The money still had not reached the solicitor’s bank on the Monday, and time was running out. The lenders in the chain required mortgage advances to be returned by the end of the Tuesday if completion failed and, because of Christmas, funds could not be requested again until New Year.
“It was agreed, across the chain, that if the missing transfer had not appeared by 12.30pm on the Tuesday, we’d postpone completion until after Christmas,” adds Ross. “12.30pm rolled round and the money had not appeared, so we loaded the children and animals back into the car, and I was dropped at our old house to meet the removal men and unpack, while the rest of the family drove to my parents in Lincolnshire where we’d made emergency arrangements to spend Christmas.”
As Ross reached her old home, the call came to say the funds had been located. The removal lorries had to be diverted back to Worthing. At 4pm, in the nick of time before the loans had to be returned, the chain completed.
The family finally moved in on the Wednesday, with three days to unpack before Christmas.
They are still waiting for an explanation and an apology from Santander, their solicitor’s bank, which caused the delay. “Our solicitor lodged a complaint on our behalf in January, but we are no nearer to getting compensation for our expenses and stress,” says Ross.

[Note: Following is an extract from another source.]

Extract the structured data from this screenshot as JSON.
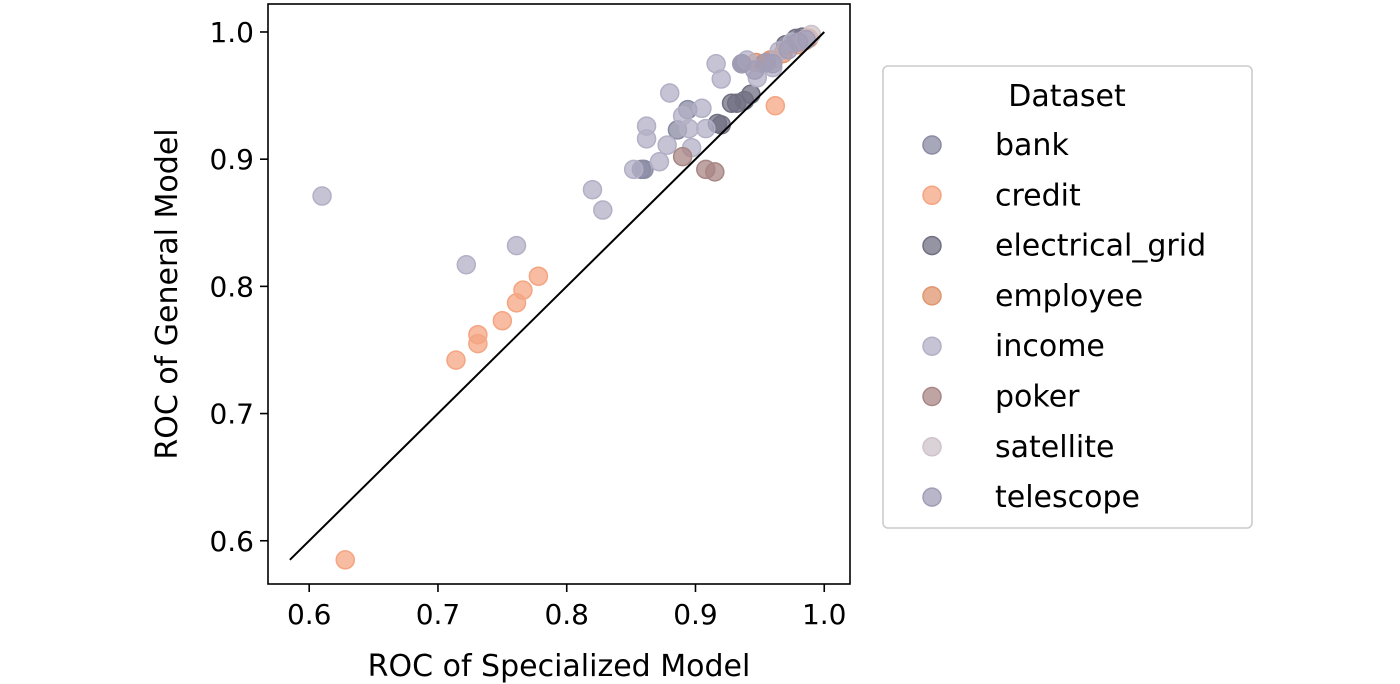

Santander agreed to refund £3,800 expenses and pay £1,000 in “goodwill” after the Observer intervened. “We are very sorry that, due to a processing error at Santander, there was a delay to the funds being transferred,” it says. “We appreciate this must have caused a great deal of stress.”
Ross’s conveyancing solicitor, Lawcomm, describes Santander’s service as “unacceptable”. Director Bill Dhariwal says: “I sincerely hope Santander learns from this and does not put any more of our clients through the same suffering.”
Buyers the full length of a property chain face more than storage and transport expenses if completion is delayed. If a deposit fails to arrive in time, they are deemed in breach of contract and can be held liable for the seller’s costs, plus substantial daily interest payments on the purchase price.
Buyers all the way up the chain can find themselves having to compensate their sellers if the purchase is delayed at the bottom. If the problem was caused by another buyer’s or solicitor’s bank, they may struggle to claw back the money, since they are not the bank’s customer.
In 2018 the government pledged to work with conveyancers and lenders to speed up the release of funds for property transactions. Representatives from legal, finance and removal sectors have formed the Home Buying and Selling Group (HBSG) to lobby the government for best practice guidelines so that companies who delay can more easily be held to account.
“Compliance requirements are far more onerous so banking systems need to catch up,” says Ian Studd, founding member of HBSG. “There also needs to be more education for consumers to ensure funds are remitted in advance and there’s a window of 10 working days between exchange and completion.”
The Department for Levelling Up, Housing and Communities says: “The levelling up white paper committed to improving the buying and selling process and we are working with the industry to roll out a new digital system. This includes speeding up the transfer of funds and ensuring more information is available to purchasers.”